Abstract:
Background Previous studies show that red blood cell distribution width (RDW) can reflect the inflammatory state in vivo, and the systemic chronic inflammatory state plays an important role in the target organ injury of hypertension.
Objective To explore the relationship between RDW and target organ damage in senior elderly patients with hypertension.
Methods All hypertensive patients aged over 80 years admitted to geriatric cardiovascular department of Chinese PLA General Hospital from January 2016 to December 2019 were enrolled and the subjects were divided into quartiles according RDW, quantile 1 (<12.80%), quantile 2 (12.80%-13.30%), quantile 3(13.31%-13.97%) and quantile 4 (>13.97%). Then blood routine test and biochemical indexes, echocardiography and carotid ultrasound parameters in patients of the four groups were measured. Pearson correlation analysis was used to determine the relationship among RDW and ventricular hypertrophy, cardiac function, renal function.
Results The patients with higher RDW level were older and had higher TG and creatinine levels, lower estimated glomerular filtration rate (all P < 0.05). With the increase of RDW level, the interventricular septum thickness (IVST) and left ventricular posterior wall thickness (LVPWT) increased, so did left ventricular mass index (LVMI). The incidence of left ventricular hypertrophy of four groups were 6.45%, 16.00%, 16.83% and 23.71%, respectively, and it increased significantly with the increase of RDW (Pfor trend=0.013).
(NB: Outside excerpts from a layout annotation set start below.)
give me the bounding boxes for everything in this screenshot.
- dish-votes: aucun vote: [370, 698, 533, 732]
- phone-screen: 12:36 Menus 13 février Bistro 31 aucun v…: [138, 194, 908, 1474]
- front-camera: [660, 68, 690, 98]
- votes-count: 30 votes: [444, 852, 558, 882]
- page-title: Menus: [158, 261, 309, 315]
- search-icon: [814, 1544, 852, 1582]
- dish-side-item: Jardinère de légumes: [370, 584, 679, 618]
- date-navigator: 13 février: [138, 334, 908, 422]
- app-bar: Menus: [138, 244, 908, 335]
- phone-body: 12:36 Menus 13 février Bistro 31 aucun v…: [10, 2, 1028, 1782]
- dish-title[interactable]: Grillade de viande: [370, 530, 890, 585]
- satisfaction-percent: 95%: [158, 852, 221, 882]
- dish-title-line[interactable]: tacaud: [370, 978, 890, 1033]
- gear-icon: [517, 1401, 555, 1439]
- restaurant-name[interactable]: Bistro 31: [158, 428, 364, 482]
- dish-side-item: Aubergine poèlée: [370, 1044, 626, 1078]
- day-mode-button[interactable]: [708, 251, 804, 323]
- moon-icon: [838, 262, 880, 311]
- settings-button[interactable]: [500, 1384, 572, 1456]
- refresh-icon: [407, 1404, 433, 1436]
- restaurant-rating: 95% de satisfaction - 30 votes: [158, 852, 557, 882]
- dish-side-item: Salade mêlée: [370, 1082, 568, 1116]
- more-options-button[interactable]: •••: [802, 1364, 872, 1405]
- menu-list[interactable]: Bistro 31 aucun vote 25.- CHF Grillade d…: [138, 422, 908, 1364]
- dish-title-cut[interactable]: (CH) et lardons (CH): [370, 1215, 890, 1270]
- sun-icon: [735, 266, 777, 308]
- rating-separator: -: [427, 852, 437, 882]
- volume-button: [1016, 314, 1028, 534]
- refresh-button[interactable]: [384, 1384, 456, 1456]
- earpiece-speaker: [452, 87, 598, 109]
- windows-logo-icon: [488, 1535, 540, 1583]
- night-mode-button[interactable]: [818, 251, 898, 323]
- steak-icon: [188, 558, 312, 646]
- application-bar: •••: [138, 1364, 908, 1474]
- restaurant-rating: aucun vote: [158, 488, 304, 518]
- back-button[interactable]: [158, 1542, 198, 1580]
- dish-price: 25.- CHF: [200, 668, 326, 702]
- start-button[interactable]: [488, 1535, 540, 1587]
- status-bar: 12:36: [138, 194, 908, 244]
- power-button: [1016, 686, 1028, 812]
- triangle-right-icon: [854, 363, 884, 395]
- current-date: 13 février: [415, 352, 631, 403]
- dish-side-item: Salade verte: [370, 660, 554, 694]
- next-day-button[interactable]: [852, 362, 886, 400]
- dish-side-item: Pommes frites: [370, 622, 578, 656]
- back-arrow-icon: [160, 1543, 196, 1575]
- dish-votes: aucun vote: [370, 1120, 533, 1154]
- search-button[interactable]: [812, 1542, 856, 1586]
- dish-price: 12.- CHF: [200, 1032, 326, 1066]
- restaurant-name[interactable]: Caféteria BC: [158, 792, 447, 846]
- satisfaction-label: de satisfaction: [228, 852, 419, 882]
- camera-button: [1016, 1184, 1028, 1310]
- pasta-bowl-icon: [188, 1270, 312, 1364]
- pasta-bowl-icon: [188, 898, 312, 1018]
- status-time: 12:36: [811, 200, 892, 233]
The left ventricular ejection fraction (LVEF) as well as fractional shortening (FS) decreased in patients with higher RDW level (P < 0.05, respectively), however, the diastolic function showed no significant difference in patients with different RDW levels (P > 0.05). Further correlation analysis showed that RDW was positively correlated with LVPWT (r=0.684, P<0.001) and LVMI (r=0.623, P<0.001), while it was negatively correlated with LVEF (r=-0.218, P<0.001) and prealbumin (r=-0.537, P<0.001). The AUC of RDW in predicting left ventricular hypertrophy was 0.633 (95% CI: 0.553 - 0.708, P=0.001). The incidence of carotid plaque in patients with different levels of RDW was 57.1%, 67.7%, 76.6% and 79.1%, respectively (Pfor trend=0.008).
Conclusion With the increase of RDW, the incidence of carotid plaque and ventricular hypertrophy increases in senior elderly hypertensive patients, while the cardiac systolic function decreases, and the nutritional status is poor. Monitoring RDW level can help to screen out high-risk patients with target organ damage.